Endlich wieder ein neues Werk aus der Feder von Kai Meyer, der Autor kann schreiben ohne Frage. Dieser Band fügt sich in die Reihe der Vorgänger "Die Bibliothek im Nebel & Die Bücher, der Junge und die Nacht" ein. Erkennbar sowohl inhaltlich, als auch durch die Sepiaeinfärbung des Covers. Thematisch ist es ein Genremix aus politischem Krimi & historischem Roman mit okkulten Anklängen. Inhaltlich befinden wir uns in 2 Zeitebenen, dieses Mal in den Jahren 1913 & 1933. Ich vermisste etwas den Fokus auf das graphische Viertel in Leipzig. Zudem war mir dieser Band etwas langatmig und teilweise auch etwas zu gruselig und mystisch. Am spannendsten fand ich die Zusammenführung der beiden Erzählstränge und die Auflösung der Mordfälle. Ich war recht überrascht wer hier als Täter ans Tageslicht kam. Traue also nicht immer jedem über dem Weg. Was mir auch wieder auffiel, war das der Autor eventuell eine Vorliebe für schöne & besondere Namen hat, wie z.B. Aschenbrand oder Leontine. Mein Herz hüpfte vor allem als bestimmte Schauplätze wieder auftauchten, wie die Buchhandlung und mit ihre bekannte Figuren, wenn auch meine Lieblingsfigur Gregori nur umschrieben wurde. Sehr eindrücklich & bildlich synchronisiert wurde es erneut von Luise Helm & Johann von Bülow. Ich bin gespannt was als nächstes Werk aus der Feder von Kai Meyer entspringt, hoffentlich wieder etwas mehr bekannte Bücherliebe und vielleicht auch etwas aus dem Fantasygenre?

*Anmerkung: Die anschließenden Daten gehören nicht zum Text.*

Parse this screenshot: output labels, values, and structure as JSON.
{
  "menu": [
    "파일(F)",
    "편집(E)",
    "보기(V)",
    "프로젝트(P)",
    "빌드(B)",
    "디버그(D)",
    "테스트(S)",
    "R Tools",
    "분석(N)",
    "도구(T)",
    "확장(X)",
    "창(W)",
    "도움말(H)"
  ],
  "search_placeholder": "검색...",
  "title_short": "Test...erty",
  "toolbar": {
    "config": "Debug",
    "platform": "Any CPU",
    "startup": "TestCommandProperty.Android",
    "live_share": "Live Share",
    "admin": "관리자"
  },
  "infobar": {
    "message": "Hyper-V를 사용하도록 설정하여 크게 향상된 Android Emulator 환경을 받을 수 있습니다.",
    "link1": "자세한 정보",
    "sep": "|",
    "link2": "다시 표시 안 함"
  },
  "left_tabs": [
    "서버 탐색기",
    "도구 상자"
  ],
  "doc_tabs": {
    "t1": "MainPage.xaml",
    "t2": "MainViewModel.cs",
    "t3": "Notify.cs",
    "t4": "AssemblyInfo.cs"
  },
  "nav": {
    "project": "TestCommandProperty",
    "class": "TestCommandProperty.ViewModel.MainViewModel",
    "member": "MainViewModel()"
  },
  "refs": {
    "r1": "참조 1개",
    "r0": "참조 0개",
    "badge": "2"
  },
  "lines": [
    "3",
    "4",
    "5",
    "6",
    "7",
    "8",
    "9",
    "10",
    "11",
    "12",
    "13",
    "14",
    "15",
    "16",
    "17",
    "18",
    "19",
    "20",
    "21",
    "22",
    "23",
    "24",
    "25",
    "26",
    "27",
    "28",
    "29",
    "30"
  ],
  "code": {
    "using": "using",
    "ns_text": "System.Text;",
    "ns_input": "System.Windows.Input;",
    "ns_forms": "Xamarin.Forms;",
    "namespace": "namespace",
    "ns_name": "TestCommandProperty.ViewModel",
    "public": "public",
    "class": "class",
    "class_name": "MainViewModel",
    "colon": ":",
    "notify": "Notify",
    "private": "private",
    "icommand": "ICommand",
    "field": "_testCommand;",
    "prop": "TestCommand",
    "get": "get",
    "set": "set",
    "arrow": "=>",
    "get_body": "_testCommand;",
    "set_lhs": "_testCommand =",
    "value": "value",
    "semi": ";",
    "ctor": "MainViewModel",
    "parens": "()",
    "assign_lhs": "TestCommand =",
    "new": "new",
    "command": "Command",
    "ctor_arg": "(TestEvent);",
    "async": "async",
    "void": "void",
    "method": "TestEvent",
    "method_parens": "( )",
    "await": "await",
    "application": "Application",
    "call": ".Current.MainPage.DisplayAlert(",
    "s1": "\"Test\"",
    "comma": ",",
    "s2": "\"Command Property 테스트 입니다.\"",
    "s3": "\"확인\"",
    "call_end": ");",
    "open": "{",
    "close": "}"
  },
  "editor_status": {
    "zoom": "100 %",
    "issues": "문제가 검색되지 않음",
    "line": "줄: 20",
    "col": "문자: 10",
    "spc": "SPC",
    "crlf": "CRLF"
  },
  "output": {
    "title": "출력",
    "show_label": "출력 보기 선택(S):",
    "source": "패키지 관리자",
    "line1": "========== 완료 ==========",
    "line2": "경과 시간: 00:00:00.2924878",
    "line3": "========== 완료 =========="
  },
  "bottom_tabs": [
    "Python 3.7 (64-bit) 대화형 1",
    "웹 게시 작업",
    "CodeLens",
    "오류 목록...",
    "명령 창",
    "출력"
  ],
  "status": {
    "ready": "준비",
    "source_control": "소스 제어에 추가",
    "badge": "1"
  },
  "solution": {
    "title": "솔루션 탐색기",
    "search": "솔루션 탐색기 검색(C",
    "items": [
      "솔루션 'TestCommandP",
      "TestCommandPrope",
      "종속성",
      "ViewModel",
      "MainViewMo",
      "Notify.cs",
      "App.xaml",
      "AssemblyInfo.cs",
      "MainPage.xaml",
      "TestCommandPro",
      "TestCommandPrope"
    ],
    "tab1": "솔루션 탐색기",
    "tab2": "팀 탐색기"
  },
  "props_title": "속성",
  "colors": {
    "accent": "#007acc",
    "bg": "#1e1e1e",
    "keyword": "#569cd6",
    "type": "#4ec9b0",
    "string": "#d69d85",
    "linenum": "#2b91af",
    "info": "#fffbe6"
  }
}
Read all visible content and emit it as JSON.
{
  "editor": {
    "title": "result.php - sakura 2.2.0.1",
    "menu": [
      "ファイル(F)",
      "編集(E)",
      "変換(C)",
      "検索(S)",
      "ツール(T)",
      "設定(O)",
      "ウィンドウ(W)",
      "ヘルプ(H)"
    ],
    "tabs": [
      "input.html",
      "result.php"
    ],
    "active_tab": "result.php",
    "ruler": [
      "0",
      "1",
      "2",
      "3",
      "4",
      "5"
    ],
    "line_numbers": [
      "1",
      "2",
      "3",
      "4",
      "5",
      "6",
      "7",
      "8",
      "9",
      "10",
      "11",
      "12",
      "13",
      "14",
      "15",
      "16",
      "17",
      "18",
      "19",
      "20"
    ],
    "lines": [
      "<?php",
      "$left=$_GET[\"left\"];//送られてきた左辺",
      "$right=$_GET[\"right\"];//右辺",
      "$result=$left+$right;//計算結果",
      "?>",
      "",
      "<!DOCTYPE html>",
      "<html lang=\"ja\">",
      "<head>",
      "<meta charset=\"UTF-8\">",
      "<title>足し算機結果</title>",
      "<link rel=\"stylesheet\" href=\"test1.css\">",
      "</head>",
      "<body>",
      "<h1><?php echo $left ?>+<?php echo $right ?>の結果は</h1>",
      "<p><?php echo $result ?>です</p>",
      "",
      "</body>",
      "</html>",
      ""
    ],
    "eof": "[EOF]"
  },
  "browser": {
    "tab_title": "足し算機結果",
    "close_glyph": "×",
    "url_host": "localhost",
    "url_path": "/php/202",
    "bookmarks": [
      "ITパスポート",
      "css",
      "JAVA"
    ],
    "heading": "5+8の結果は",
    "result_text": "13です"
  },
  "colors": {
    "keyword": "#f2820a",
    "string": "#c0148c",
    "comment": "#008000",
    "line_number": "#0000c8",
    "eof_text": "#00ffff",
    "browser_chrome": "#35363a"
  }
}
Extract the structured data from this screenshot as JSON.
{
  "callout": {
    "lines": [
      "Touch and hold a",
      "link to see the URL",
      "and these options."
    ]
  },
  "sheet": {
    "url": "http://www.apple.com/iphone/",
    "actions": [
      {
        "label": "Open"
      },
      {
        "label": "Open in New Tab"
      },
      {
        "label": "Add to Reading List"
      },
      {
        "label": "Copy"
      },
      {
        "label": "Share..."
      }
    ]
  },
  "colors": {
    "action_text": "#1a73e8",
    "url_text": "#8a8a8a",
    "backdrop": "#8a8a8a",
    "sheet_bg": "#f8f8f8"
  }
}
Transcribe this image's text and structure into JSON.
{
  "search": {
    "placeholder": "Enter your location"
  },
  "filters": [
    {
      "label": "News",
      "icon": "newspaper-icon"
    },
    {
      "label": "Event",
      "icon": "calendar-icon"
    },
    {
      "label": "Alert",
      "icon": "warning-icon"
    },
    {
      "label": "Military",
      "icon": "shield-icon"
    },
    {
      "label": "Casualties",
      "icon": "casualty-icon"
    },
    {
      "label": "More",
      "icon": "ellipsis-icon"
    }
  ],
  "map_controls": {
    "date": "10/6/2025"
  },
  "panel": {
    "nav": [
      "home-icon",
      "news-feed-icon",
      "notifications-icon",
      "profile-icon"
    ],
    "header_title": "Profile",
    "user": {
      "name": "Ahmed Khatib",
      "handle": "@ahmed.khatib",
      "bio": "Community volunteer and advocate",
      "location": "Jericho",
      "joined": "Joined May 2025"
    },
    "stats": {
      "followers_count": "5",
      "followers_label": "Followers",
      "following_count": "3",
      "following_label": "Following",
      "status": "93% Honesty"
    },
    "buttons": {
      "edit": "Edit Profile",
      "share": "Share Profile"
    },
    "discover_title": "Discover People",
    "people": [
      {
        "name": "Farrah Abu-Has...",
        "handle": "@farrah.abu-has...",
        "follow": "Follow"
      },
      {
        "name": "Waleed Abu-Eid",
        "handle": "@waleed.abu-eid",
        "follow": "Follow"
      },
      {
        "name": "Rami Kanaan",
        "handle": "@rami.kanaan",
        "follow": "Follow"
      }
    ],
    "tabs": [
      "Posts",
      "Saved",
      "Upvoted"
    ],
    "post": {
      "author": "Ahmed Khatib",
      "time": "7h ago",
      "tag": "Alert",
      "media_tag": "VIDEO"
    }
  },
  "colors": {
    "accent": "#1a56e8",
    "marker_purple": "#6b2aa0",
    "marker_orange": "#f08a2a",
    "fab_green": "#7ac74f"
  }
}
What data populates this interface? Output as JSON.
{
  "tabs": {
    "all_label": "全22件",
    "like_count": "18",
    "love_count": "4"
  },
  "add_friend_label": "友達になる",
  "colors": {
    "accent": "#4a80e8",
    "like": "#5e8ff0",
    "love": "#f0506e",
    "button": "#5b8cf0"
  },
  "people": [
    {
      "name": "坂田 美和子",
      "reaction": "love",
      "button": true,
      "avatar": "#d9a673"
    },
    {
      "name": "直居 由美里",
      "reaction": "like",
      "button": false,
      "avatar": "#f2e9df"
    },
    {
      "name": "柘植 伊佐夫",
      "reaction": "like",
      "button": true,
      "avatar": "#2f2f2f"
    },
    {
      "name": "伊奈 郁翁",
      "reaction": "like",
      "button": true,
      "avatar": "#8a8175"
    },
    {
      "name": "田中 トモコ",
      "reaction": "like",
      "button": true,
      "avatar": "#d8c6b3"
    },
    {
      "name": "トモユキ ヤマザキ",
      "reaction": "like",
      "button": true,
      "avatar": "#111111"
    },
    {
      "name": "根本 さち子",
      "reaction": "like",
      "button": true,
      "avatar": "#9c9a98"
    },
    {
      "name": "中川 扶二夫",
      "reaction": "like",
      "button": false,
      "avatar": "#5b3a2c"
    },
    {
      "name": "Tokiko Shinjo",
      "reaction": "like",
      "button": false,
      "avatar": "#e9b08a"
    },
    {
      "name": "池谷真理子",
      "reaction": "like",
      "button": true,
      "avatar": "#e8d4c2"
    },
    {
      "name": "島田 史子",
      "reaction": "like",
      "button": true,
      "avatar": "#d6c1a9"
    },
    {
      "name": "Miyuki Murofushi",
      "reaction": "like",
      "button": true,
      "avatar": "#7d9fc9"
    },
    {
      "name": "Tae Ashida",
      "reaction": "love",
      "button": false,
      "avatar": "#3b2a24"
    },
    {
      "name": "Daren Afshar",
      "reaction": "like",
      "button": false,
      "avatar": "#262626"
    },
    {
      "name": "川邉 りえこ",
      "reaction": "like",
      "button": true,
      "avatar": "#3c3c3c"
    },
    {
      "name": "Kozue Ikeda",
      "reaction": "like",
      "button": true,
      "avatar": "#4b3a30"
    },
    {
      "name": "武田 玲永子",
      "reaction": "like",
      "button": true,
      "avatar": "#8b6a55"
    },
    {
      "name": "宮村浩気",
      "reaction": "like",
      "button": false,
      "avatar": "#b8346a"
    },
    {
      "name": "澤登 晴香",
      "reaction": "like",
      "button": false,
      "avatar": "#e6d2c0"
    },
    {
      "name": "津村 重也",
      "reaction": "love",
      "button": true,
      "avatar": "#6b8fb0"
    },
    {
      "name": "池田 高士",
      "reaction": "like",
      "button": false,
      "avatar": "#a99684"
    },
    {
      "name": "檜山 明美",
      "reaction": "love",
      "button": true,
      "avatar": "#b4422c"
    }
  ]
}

«Ist es ungerecht Liebe gegen Bestimmung einzutauschen? Behaupten wir nicht immer Liebe sei Bestimmung? Nun wusste ich, was die Meine war. Dies sind die Ereignisse, wie ich sie in Erinnerung habe. Warum hat mich niemand aufgehalten?»

«Sie weinen alle im Keller ohne Treppe.»